Some of my colleagues at work have been asking me this question and I’ve been responding by vaguely saying the right words and waving my hands around. So I’ve done what they should have done (and I should have done before them!) and gone to the interweb for the relevant information. The first hit is the Panotools wiki page on Enfuse.
Enfuse is based on a paper written by Tom Mertens, Jan Kautz and Frank Van Reeth, in which you’ll find much more detail than I’ll be providing here. As the page explains, the basic premise to enfuse is to compare overlapping input pixels and to filter the best information from among them through to the output pixels. So how does it choose the “best” ones. It uses criteria based on exposure, saturation and contrast.

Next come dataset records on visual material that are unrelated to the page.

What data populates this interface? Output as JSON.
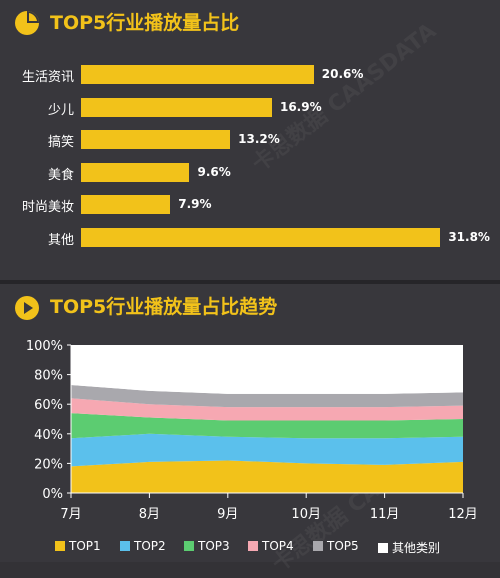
{
  "chart_data": [
    {
      "type": "bar",
      "title": "TOP5行业播放量占比",
      "categories": [
        "生活资讯",
        "少儿",
        "搞笑",
        "美食",
        "时尚美妆",
        "其他"
      ],
      "values": [
        20.6,
        16.9,
        13.2,
        9.6,
        7.9,
        31.8
      ],
      "value_labels": [
        "20.6%",
        "16.9%",
        "13.2%",
        "9.6%",
        "7.9%",
        "31.8%"
      ],
      "orientation": "horizontal",
      "bar_color": "#f2c21a"
    },
    {
      "type": "area",
      "stacked": true,
      "title": "TOP5行业播放量占比趋势",
      "x": [
        "7月",
        "8月",
        "9月",
        "10月",
        "11月",
        "12月"
      ],
      "ylim": [
        0,
        100
      ],
      "y_ticks": [
        "0%",
        "20%",
        "40%",
        "60%",
        "80%",
        "100%"
      ],
      "grid": false,
      "legend_position": "bottom",
      "series": [
        {
          "name": "TOP1",
          "color": "#f2c21a",
          "values": [
            18,
            21,
            22,
            20,
            19,
            21
          ]
        },
        {
          "name": "TOP2",
          "color": "#5bc0ec",
          "values": [
            19,
            19,
            16,
            17,
            18,
            17
          ]
        },
        {
          "name": "TOP3",
          "color": "#5ccc71",
          "values": [
            17,
            11,
            11,
            12,
            12,
            12
          ]
        },
        {
          "name": "TOP4",
          "color": "#f6a8b2",
          "values": [
            10,
            9,
            9,
            9,
            9,
            9
          ]
        },
        {
          "name": "TOP5",
          "color": "#a9a8ad",
          "values": [
            9,
            9,
            9,
            9,
            9,
            9
          ]
        },
        {
          "name": "其他类别",
          "color": "#ffffff",
          "values": [
            27,
            31,
            33,
            33,
            33,
            32
          ]
        }
      ]
    }
  ],
  "watermark": "卡思数据 CAASDATA"
}
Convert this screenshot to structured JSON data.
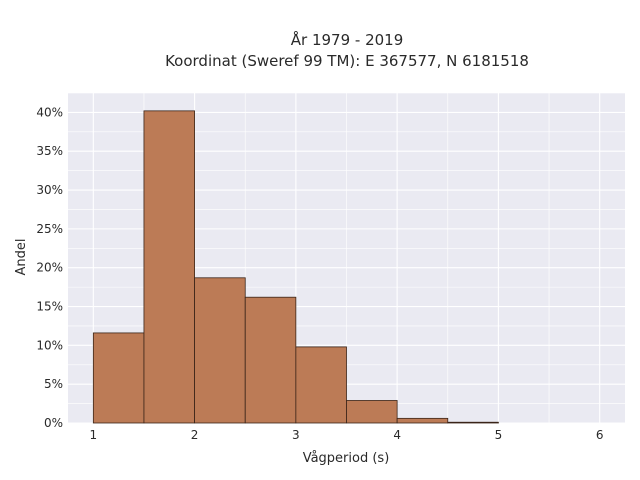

- exposure : it chooses those pixels which are closest to the middle of the range as those are considered the best exposed;
- saturation : here, enfuse favours the most highly saturated pixels;
- contrast : again, those pixels which are going to provide the highest contrast are favoured. It uses the local standard deviation as a metric for contrast.
On top of all this, the problem that the Enfuse algorithm needs to solve is to arrive at the best solution that satisfies these criteria and produces a smooth resultant image.
In the Lightroom plugin to Enfuse, the relative importance of these three criteria can be controlled with sliders in a window. Shown below are the recommended defaults that I’ve been using, and haven’t ventured from. I need to explore these a bit more (for instance, why is contrast given a zero weight?). There are also advanced options to investigate, but may or may not actually prove useful.
Expect more as and when I learn it. In the meantime, for comparison you can see the original image to that above of the Halema’uma’u plume, heading towards Hilo and as seen from Mauna Kea, in this earlier post.